We must take a city-wide perspective
If the lockout policy is judged on the original goal of decreasing crime in designated “hotspots”, then it appears to have been a success.
However, from a city-wide perspective there are other issues to consider. Not the least of these is the effects in other nightlife sites across Sydney.
Despite initially finding no displacement of violence to nearby nightlife sites, the NSW Bureau of Crime Statistics and Research (BOCSAR) has just released findings showing significant displacement in rates of recorded non-domestic-related violence in destinations outside the lockout zone.
Reported crime rates in Newtown, one of the displacement sites listed in the BOCSAR study (along with Bondi and Double Bay), increased by 17% in the 32 months following the lockouts.
These new findings appear to vindicate some local complaints about increased night violence – including attacks targeting LGBTI victims – that has led to much resident irritation and even political protest in recent years.
Adjusting our nightlife habits
So, how can we better judge the veracity of these claims about the displacement of nuisance and violence?
Mapping patronage trends is a key means of understanding how and why rates of assault have now increased despite initially showing little to no change.
To this end, Kevin McIsaac and I, with data from Transport for NSW, have set out to ascertain if and how nightlife participation in Sydney has been influenced by the lockouts.

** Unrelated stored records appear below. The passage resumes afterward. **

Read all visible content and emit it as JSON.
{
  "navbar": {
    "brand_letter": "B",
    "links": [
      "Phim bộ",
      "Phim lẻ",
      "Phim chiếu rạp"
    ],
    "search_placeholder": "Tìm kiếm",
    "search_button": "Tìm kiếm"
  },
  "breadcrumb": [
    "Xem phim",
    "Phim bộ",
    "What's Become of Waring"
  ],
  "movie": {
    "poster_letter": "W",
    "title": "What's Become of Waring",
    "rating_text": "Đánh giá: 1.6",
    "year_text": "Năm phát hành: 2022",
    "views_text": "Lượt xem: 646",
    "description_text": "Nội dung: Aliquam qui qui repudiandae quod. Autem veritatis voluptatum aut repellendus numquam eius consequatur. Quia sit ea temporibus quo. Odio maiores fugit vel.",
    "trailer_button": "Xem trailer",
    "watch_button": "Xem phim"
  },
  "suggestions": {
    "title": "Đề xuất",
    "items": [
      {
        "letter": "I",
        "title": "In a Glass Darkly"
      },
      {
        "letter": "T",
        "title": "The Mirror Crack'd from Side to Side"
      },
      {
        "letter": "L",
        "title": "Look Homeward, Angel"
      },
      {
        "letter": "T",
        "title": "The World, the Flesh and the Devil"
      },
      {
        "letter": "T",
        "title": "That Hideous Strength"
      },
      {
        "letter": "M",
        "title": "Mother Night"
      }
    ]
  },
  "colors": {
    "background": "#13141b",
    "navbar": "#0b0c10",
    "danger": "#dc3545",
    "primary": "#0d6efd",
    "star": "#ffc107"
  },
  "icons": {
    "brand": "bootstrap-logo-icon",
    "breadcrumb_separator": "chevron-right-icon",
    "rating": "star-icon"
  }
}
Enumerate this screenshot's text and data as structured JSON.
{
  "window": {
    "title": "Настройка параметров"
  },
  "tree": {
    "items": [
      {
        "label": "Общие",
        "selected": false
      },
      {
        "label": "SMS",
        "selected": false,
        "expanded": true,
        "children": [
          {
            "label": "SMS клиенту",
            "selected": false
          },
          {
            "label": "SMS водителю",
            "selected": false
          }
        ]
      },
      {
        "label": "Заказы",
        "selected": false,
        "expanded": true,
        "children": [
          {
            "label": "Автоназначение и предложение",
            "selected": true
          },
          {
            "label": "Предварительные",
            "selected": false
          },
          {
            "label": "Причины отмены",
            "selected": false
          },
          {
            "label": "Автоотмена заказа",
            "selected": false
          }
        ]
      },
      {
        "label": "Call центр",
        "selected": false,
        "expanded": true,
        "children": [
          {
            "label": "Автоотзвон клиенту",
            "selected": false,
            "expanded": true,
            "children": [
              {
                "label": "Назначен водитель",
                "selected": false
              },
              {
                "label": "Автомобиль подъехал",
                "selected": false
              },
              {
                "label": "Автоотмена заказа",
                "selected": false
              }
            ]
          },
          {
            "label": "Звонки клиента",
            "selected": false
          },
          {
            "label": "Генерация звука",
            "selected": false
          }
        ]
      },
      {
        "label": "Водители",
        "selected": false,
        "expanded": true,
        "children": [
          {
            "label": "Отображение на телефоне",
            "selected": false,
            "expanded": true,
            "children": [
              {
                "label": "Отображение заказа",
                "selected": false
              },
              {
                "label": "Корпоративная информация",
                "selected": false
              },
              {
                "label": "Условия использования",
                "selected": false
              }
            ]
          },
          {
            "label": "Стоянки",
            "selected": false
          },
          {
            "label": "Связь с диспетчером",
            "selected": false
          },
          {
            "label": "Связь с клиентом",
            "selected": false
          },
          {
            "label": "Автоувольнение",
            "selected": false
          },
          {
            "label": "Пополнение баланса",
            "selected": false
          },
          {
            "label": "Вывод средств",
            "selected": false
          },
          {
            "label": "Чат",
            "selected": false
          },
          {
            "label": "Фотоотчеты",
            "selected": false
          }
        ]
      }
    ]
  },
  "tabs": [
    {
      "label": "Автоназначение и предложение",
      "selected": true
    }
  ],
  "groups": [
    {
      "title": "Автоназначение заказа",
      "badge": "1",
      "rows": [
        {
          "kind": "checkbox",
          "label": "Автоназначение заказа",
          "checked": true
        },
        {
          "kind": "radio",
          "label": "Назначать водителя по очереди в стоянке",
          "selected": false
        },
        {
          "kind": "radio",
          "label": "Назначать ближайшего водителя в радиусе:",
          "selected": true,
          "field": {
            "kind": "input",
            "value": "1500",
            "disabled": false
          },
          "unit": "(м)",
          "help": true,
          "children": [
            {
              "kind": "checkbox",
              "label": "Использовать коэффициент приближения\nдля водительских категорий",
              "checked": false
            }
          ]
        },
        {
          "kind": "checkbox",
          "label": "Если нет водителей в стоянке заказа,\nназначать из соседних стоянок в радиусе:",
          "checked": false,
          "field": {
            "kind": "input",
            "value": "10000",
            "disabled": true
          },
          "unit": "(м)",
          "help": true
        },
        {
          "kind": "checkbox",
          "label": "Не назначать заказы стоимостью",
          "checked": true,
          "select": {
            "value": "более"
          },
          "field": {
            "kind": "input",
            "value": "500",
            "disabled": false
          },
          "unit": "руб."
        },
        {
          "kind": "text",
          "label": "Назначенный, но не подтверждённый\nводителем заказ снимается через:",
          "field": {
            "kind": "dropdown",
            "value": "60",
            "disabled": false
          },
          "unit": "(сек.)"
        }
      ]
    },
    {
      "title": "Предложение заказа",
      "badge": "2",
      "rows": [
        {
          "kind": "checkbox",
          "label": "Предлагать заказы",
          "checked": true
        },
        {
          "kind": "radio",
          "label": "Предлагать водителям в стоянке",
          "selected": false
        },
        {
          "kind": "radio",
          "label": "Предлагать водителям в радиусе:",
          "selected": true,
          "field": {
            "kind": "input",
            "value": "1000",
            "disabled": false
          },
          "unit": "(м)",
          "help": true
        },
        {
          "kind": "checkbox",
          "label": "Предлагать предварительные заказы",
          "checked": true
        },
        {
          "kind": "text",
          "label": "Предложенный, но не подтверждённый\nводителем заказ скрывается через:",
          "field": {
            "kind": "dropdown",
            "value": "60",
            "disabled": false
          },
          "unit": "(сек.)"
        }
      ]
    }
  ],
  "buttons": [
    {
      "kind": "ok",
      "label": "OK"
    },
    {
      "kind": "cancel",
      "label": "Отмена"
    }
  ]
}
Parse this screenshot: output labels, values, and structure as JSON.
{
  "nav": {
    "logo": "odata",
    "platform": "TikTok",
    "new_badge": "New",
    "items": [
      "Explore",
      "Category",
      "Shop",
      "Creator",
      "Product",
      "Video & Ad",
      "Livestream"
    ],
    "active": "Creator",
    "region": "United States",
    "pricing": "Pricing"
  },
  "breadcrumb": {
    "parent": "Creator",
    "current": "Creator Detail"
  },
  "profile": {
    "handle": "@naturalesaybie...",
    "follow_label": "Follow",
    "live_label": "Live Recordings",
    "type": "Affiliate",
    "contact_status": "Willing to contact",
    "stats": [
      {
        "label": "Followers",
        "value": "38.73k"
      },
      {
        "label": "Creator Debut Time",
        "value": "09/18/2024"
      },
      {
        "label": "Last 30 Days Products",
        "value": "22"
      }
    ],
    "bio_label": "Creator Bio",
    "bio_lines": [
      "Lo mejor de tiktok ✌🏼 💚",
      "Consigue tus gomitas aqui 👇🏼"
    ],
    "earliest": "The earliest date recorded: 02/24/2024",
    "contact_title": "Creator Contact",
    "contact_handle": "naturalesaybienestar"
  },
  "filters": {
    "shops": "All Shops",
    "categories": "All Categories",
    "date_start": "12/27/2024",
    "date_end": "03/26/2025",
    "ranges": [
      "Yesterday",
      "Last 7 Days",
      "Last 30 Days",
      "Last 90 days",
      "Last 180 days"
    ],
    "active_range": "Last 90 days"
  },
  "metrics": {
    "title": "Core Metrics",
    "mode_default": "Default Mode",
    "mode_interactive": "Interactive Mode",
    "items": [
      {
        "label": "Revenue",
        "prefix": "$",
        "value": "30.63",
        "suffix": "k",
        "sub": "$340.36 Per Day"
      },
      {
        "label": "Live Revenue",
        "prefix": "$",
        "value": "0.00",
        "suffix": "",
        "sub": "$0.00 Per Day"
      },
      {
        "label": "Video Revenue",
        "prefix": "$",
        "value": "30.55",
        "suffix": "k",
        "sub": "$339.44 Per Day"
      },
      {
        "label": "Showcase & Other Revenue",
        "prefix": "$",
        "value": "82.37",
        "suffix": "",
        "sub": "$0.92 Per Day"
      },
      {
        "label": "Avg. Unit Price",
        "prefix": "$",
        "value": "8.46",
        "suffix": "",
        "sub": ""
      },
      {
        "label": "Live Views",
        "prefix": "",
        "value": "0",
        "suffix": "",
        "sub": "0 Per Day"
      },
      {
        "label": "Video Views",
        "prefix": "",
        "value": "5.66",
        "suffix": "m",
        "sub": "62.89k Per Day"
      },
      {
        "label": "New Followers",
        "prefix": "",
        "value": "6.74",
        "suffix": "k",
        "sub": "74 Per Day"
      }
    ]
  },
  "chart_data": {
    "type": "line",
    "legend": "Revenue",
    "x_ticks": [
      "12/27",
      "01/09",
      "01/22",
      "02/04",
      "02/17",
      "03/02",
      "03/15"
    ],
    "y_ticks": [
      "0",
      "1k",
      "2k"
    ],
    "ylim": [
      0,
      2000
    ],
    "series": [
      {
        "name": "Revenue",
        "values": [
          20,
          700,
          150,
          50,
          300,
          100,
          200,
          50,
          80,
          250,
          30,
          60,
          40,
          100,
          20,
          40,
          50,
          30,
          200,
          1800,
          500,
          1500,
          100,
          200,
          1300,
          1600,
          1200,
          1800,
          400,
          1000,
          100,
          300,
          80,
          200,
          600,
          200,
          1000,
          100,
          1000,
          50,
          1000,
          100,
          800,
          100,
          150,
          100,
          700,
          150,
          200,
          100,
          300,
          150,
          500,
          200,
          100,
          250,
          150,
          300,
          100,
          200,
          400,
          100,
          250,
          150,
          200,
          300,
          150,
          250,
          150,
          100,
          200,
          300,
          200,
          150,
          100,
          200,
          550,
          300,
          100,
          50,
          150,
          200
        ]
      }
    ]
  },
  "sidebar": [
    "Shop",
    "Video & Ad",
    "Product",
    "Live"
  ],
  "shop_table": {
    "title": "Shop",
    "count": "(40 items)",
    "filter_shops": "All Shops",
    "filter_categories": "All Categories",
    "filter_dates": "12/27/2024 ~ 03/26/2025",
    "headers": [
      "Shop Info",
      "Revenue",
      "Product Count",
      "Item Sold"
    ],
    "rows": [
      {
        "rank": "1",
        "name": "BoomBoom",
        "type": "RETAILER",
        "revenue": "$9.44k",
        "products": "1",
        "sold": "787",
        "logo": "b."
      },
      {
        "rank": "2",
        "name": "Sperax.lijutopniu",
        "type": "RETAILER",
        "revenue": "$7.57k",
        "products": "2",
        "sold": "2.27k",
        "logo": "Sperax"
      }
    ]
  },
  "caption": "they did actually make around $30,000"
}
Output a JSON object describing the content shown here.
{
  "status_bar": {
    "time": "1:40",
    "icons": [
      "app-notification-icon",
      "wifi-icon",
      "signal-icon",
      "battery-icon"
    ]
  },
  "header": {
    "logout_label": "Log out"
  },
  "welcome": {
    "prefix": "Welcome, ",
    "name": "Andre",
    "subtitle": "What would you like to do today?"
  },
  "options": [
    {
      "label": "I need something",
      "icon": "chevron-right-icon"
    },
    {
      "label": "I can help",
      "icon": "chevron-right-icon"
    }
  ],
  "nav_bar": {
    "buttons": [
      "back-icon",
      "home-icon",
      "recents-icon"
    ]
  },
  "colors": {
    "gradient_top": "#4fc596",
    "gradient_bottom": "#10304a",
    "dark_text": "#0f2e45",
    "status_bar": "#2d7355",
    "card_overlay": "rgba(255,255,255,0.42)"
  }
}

Our analysis focused on night-time aggregated train validation data (turnstile counts) from January 2013 to July 2016 for stations servicing the designated nightlife precincts (Kings Cross, Town Hall) and precincts outside the lock-out zone (Newtown, Parramatta).
Using Bayesian Change Point (BCP) detection we found the following:
- no evidence of changes to Kings Cross or Parramatta exit traffic from the introduction of the lockout laws;
- evidence of strong growth in the Parramatta Friday-night exit traffic by about 200% since January 2013, which is independent of the lockout laws;
- evidence of an increase of about 300% in the Newtown Friday-night exit traffic as a result of the lock-out laws; and
- in all stations, the BCP algorithm detected a change when OPAL card usage exceeded magnetic ticket usage. This suggests the jumps seen in the graphs below are due to the higher exit reporting from OPAL. The switch from flat to slow growth in trend is probably an artefact of the relative increase in OPAL usage.
These findings provide new insights into the way people have adjusted their nightlife habits. The most interesting finding is the dramatic increase in access to Newtown nightlife. Exits in Newtown have increased 300% since the lock-outs were introduced in 2014.
As can be seen from the graph, the rate of increase has been steady over the study period. This raises questions about whether there is a threshold at which patron density becomes an issue that potentially results in increased nuisance and violence.
Big data’s capacity to help
While this research is still in its early phases, the transport data tell one small, yet significant, part of the story. However, to draw definite conclusions, there is far more that needs to be considered.
Many nightlife patrons travel into the city by different means, or don’t travel at all (those who live in and around the city).
We need alternative data to try to identify patterns concerning these groups. Several different organisations have data that could help paint a more complete picture, including telcos, Google, Taxis NSW and Uber.
While these organisations should be protective of their data, the value of anonymous aggregate location data is how it can inform and advance public policy through ethical research. This information is key to breaking down access barriers. Without access to these anonymous aggregations of privately controlled data, the capacity of research is limited.
As such, there is a need for greater communication, collaboration and co-operation between producers of big data, the government and researchers into social impact. By building stronger evidence for all manner of policies, such partnerships have an amazing potential to contribute to the public good.